Ostia: La Finale Notte: Delving into the events leading up to the savage killing of activist and director Pier Paolo Pasolini, Ostia: La Finale Notte grips you from the very first scene. A young man, Pino, is on the telephone, scared and clearly desperate. We are unsure of his role, but sense ill intent. As he meets and leads Paolo on, what Pino has in store for the artist is slowly unveiled.
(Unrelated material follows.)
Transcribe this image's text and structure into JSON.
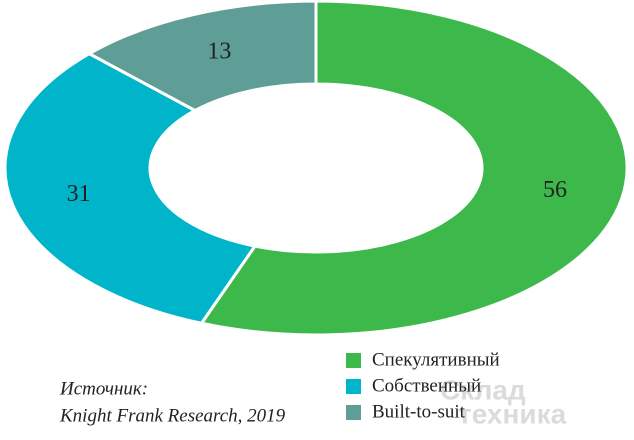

Ostia plays well on the distinct styling of Pasolini’s own films: every shot is deliberate, and aesthetically stunning. The post-modern narrative and elegant pacing lets you soak up the intrigue and digest the developing plot. There is a looming doom and darkness as the action unfolds. Despite knowing how this story ends, it still manages to sneak up and bludgeon you from out of nowhere. Something so beautiful turns out to be quite deadly, in story and in style.
Each character has intriguing motives, well calculated by the cast and executed gracefully.
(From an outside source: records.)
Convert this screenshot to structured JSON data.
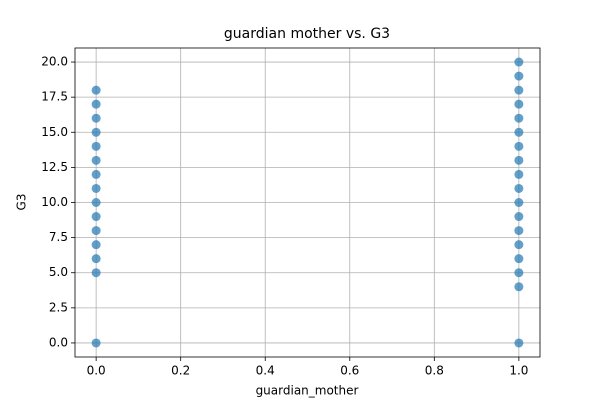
{
  "chart_data": {
    "type": "scatter",
    "title": "guardian mother vs. G3",
    "x_label": "guardian_mother",
    "y_label": "G3",
    "x": [
      0,
      0,
      0,
      0,
      0,
      0,
      0,
      0,
      0,
      0,
      0,
      0,
      0,
      0,
      0,
      1,
      1,
      1,
      1,
      1,
      1,
      1,
      1,
      1,
      1,
      1,
      1,
      1,
      1,
      1,
      1,
      1,
      1
    ],
    "values": [
      0,
      5,
      6,
      7,
      8,
      9,
      10,
      11,
      12,
      13,
      14,
      15,
      16,
      17,
      18,
      0,
      4,
      5,
      6,
      7,
      8,
      9,
      10,
      11,
      12,
      13,
      14,
      15,
      16,
      17,
      18,
      19,
      20
    ],
    "color": "#1f77b4",
    "xlim": [
      -0.05,
      1.05
    ],
    "xticks": [
      {
        "value": 0,
        "label": "0.0"
      },
      0.2,
      0.4,
      0.6,
      0.8,
      {
        "value": 1,
        "label": "1.0"
      }
    ],
    "ylim": [
      -1,
      21
    ],
    "yticks": [
      {
        "value": 0,
        "label": "0.0"
      },
      2.5,
      {
        "value": 5,
        "label": "5.0"
      },
      7.5,
      {
        "value": 10,
        "label": "10.0"
      },
      12.5,
      {
        "value": 15,
        "label": "15.0"
      },
      17.5,
      {
        "value": 20,
        "label": "20.0"
      }
    ],
    "grid": true
  }
}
Boreham’s integration of a strong, feisty female character, along with a lost, nervous but determined younger man takes you back to Pasolini’s Mamma Roma. Couple this with the delicious film-noir elements, and you have a film that oozes class.
Pino, played by Miles Szanto, successfully drives the emotion of the audience. We pity him, then loathe him; sympathise, then reject him. The best characters in film are never truly sympathetic, and never black and white. We see a man forced to do something terrible, then a man who seems to do terrible things with ease. Up until the final cut you never really know where Pino actually stands in all this, and that makes him fascinating.
At times it does feel as though a prerequisite knowledge of Pasolini is required to get the fullest experience from Ostia. In the film itself he feels a bit bland, and little is revealed about his character to make him engage with an unknowing audience member. Yet pristine execution and masterful storytelling made the film a strong contender at the Iris Prize Festival 2012. Graphic and sexy, Ostia: La Finale Notte is stunning.
Overall Opinion: Natural filmmaking is difficult in this style, yet Craig Boreham has made something that feels elegant and timeless. Evocative, gritty, gorgeous and refreshing. Ostia is a fitting homage to Pasolini.
Rating: 8 out of 10
Hatch, from director Christoph Kuschnig, tells the story of heartbreak and loss on a cold night in Vienna. Milo is an illegal immigrant from Poland reduced to shoplifting to support his young family. He convinces his partner Biljana they cannot make the new life they seek in Austria while raising a baby. Reluctantly they agree to give her up for adoption, leaving her in a ‘hatch’ for unwanted babies. As they walk away, they witness the kidnapping of their baby girl by a man in a luxury car. Devastated, they are unaware the kidnapper, Thomas, is a caring man who’s desperate to have a child in a country where gay couples are unable to adopt. But will Thomas be able to keep a baby taken in such a way?
Given the spectrum of emotions such a series of events would invoke in people facing them, this film and its cast seem delicate and sincere. Each character is believable and sympathetic: you feel for each one as they experience real human trauma, hit with tough decisions and burdened with regret.
Although the pacing is rather slow, the seamless transitions allow you to really appreciate the narrative, the film’s real driving force. Hatch gives you plenty of time to interpret what you see before you; and what you see is very pleasing on the eye. The film’s aesthetic is crisp and cool as the Vienna winter. It keeps a dank and gritty feel as we enter the colourless world of the two immigrants, raising stark contrast to the warm, soft-glow home of the affluent gay couple. The style keeps you feeling uneasy, and never quite comfortable with the apparent resolutions. This is not a happy story, but it certainly is gripping.
It is dark and truly touching, but there is quite a major problem for this film. There is a danger that the message it seeks to convey will be misread. On the surface some may see it as suggesting a risk that desperate gay couples will resort to stealing babies if they do not get adoption rights. This is a shallow interpretation and the fault would ultimately lie with the close-minded viewer who sees it like this.
The true message, that not being given the chance to adopt when all you want is a child is like losing a child itself, is hidden deeper. We can only hope that people receive this message, rather than the former (which would be dangerously incorrect).
However, this flaw could only have arisen with a film brave enough to take on the issue in such an evocative way. Kuschnig should be commended for tackling it, and for creating a truly engrossing and devastating film.
Overall Opinion: Superbly acted, Hatch tells a very difficult story very well. The story loses its grip at times, but you will be taken to the extreme of your emotions as events unfold. Each invoking sorrow and hatred, the lead characters Kuschnig weaves are rich. Superficially, the message is dubious and open to misinterpretation. Yet on closer inspection, Hatch touches on an important issue, portraying brilliantly the potential damage to real people facing it.